Buffett and the French petitioners have used terms such as solidarity and shared sacrifice that are usually part of the lexicon of the Left. Whether their call is a truly enlightened move or a cynical ploy to defend them against public ire at a time of great economic distress is unclear to me. But the calls have come from business people who have built their wealth in activities that have not faced popular anger. In short, they are not bankers or hedge fund managers.
Either way, it is worth speculating whether the great tide of tax cuts that swept over the globe over the past 25 years is about to recede. Most Western economies face a fiscal crisis, and have to maintain the complex balance between spending more right now to reignite growth and put in place policies that will help them put public finances in order in the future. The current austerity debates are focused on spending cuts. How soon before higher taxes are put on the table for consideration?
In India, the marginal tax rate—or the tax paid on the last rupee earned by an individual—had climbed to a ridiculous 97.5% during the high noon of Indira Gandhi’s tryst with socialism. Tax rates of income and wealth have fallen dramatically since then, creating stronger incentives for people to work harder and also declare their income. The tax code has also been cleaned up, with fewer tax slabs, exemptions and distortions. The new Direct Tax Code—especially the original version proposed by the finance ministry during the tenure of P. Chidambaram— will take this process of tax reform forward.

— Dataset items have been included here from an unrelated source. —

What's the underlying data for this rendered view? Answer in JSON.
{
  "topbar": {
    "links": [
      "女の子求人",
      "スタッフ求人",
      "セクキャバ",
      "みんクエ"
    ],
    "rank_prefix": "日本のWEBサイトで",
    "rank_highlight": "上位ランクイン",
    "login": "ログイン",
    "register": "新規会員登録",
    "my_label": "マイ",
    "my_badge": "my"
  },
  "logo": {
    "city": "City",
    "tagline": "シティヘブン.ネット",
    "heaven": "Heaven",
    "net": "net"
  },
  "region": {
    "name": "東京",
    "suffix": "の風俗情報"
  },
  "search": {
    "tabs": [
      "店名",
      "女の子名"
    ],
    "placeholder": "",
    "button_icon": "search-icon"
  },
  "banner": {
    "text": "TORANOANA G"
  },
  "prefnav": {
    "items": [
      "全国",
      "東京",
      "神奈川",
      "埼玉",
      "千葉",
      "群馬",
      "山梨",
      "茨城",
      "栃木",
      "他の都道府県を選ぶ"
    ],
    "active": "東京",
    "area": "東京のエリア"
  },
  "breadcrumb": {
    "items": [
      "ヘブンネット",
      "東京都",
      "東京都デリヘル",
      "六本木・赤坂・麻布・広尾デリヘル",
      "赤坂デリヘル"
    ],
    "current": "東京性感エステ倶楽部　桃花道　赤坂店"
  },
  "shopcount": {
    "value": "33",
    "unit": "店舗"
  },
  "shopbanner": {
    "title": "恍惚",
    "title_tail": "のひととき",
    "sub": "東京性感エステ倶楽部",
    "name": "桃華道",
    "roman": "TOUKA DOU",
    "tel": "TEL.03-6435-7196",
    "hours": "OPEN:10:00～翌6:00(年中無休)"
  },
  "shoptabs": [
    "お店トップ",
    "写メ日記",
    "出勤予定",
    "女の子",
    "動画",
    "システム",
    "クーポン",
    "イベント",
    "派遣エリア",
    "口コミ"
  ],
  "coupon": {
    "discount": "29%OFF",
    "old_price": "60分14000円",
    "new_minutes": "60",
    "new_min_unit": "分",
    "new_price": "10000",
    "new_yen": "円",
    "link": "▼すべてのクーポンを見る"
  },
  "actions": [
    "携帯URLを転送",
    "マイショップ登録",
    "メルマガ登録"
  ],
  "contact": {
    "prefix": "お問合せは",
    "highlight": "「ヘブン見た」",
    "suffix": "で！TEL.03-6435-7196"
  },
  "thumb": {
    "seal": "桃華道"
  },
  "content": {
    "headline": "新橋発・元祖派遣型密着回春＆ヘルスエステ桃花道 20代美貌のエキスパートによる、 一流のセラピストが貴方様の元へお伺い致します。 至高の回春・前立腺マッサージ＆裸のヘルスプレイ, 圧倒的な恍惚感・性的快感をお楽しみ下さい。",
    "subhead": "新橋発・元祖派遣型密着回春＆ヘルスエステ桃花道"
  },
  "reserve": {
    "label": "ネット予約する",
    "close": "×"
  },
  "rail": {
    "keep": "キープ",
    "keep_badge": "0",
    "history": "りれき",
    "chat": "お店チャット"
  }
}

Lower taxes and a more transparent tax code are definitely a positive for the Indian economy at its current stage of development. But there are signs that income inequality has beengrowing in India, though more gradually than many critics of globalization allege. My personal view is that some increase in inequality is inevitable in an era of high growth—an empirical reality first noticed by US economist Simon Kuznets many years ago—and is not a significant problem as long as the channels of opportunity and social mobility are robust.
The more significant political issue is the rise of a new class of super rich at the very top of the pyramid, whose wealth has multiplied because of the boom in equity prices since 1991. India currently has short-term capital gains taxes on shares that are lower than income taxes, does not tax long-term capital gains and has no inheritance tax. Most tax experts I spoke to say that these are valid incentives for the creation of wealth.
However, I recently met one of the finest Indian economists in the new generation. I shall not name him since we had an informal chat. He argues that it is regressive that the middle class should pay relatively higher income taxes and earn negative real returns on their preferred mode of savings, the bank deposit. (Of course, the middle class has its little tax subsidy, through the statutory and public provident funds that pay tax-free interest rates that are higher than those available in the market or with banks.)
The Indian business class has no need to be apologetic about the wealth it has created and the jobs it has generated. But signs of growing concentration of income and wealth among our home-grown billionaires could eventually lead to a political backlash, especially if more corruption scandals come to light. The more enlightened parts of the business community may have to follow the steps of Buffet and the French plutocrats, and reach out to the rest of society in a gesture of goodwill.